As I was thinking about this once again, a little light went on. We somehow have let tasks be “ministry” or “work” or “leisure” as if the task determined the purpose and focus of what we do. Is this a Biblical worldview?  Doesn’t Scripture tell us that every aspect of our living has a single purpose: to bring glory to God through worship? If “sacred” and “secular” is determined by WHO does something rather than what they do, what difference does that make in our thinking? 

I’ve so not got this all straightened out into perfect rows of logic and understanding. Just thinking aloud in a potentially very public space. Like talking in a busy public space where anyone could hear you, but hardly anyone is listening. It feels pretty safe. 🙂

9 thoughts on “…BUT “ministry” is different!

  1. John Creech says:

    I believe these two positions can be reconciled by a clear understanding of our calling. There are two aspects to our calling; primary and secondary calling.
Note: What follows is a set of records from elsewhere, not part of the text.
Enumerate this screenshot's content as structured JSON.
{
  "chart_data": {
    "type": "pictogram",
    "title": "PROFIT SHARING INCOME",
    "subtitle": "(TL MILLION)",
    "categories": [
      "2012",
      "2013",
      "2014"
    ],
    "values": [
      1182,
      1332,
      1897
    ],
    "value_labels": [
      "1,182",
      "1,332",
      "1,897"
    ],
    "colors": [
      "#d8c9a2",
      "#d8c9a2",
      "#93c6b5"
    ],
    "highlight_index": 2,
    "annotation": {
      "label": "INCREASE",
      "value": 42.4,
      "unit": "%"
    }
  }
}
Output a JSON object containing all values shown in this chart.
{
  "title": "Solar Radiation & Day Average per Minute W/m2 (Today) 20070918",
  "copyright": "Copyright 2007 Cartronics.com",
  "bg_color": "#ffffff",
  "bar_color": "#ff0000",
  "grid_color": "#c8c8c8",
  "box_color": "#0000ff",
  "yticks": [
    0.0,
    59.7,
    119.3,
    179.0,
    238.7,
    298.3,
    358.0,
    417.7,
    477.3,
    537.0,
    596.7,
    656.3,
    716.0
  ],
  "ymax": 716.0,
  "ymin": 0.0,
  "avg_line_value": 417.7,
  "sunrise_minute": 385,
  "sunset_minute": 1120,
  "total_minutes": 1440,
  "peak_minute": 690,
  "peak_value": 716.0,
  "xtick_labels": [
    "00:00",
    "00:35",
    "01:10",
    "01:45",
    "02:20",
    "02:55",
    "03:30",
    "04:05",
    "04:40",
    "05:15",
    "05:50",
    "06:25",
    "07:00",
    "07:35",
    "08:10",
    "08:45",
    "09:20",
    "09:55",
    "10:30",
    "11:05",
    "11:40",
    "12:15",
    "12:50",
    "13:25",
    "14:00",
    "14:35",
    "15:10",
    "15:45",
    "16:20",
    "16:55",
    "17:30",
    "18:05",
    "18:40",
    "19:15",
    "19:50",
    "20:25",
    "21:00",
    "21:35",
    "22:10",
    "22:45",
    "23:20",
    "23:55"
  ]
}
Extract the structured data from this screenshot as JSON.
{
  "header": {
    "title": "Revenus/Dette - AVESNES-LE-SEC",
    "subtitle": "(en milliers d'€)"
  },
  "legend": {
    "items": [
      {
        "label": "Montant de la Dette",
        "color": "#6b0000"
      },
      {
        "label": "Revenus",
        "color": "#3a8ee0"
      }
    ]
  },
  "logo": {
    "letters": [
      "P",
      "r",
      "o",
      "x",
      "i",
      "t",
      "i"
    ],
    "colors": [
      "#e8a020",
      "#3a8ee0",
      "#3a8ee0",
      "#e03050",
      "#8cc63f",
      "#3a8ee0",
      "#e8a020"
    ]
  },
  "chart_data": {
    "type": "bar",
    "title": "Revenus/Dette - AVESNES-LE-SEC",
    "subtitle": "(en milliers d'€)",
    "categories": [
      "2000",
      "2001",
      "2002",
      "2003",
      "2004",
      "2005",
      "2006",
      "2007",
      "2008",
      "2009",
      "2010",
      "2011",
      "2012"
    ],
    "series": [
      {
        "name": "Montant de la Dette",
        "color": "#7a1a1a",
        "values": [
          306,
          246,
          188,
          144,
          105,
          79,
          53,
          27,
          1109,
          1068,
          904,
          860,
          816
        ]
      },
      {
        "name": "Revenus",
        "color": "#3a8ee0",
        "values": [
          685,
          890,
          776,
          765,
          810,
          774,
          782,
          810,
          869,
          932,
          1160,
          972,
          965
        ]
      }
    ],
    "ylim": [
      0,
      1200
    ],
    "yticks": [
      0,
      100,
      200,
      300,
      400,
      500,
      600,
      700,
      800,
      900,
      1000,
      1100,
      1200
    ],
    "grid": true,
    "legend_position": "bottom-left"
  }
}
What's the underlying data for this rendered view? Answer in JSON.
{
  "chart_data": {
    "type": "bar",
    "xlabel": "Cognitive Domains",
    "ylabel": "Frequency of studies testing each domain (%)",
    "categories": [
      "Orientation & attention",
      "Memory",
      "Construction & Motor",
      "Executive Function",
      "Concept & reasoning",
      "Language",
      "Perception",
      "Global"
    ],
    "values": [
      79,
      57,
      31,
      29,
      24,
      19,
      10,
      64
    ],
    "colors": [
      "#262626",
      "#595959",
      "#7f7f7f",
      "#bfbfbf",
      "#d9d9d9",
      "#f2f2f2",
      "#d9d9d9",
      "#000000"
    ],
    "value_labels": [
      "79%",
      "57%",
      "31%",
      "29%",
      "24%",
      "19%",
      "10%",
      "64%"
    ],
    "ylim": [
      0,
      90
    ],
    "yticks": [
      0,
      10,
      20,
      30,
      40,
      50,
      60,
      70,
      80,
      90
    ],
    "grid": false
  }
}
Primarily we are called as followers of Jesus Christ and secondarily, in considering who God is as sovereign. That is, we should think, speak, live, and act entirely for him.” It’s this secondary calling that allows us to pursue secular careers and still live up to the expectations of that calling.

    These two callings are dynamically related in that the primary calling must always precede the secondary calling in order and importance. And, the primary calling always leads to the secondary calling. Many people seek significance in their lives through their jobs, but often find themselves at a dead-end and without purpose. They want their work to be meaningful, but, “Neither work nor career can be fully satisfying without a deeper sense of calling.

    However, calling itself can be empty and indistinguishable from work, unless there is Someone who calls.” Even believers who are engaged in full-time Christian service, can fall far short of the worshipful experience that answering God’s call can bring. Oswald Chambers writes” Beware of anything that competes with loyalty to Jesus Christ. The greatest competitor of devotion to Jesus is service for Him…The one aim of the call of God is the satisfaction of God, not a call to do something for Him.”

    Os Guinness asks: “Do we enjoy our work, love our work, virtually worship our work so that our devotion to Jesus is off-center? Do we put our emphasis on service, or usefulness, or being productive in working for God – at His expense? Do we strive to prove our own significance? Do we want to make a difference in the world?” The call of God blocks out these human tendencies, because the call is to Someone, not something.

  2. Ken Mullins says:

    Prior to 1905 scientists were split into two camps concerning light. The first camp said light was a wave and they had their studies showing that light did behave as a wave. The second camp said light was a particle and they had their studies showing that light did behave as a particle. Then Albert Einstein showed that light was both a wave and a particle. Likewise, we as believers, have the “hypostatic union”. That is Jesus is “Fully God” and “Fully man” in one person.

    Allow me to suggest that “ministry” is similar to light and the hypostatic union—in that it is both a work of God and a work of man–therefore those of us involved in ministry must use sound proven business practices while allowing for the Holy Spirit to work.

    On a personal level, I use sound business practices until the Holy Spirit clearly leads me in a different direction.

    • Ruth Hubbard says:

      As one who understands the deeper things of God and life through metaphor, this is really helpful for my thinking. Thanks, Ken.

      I use sound business practices when they are applicable just as I use design principles (relative to color and balance) when I create something graphic and follow grammar rules when I communicate in print.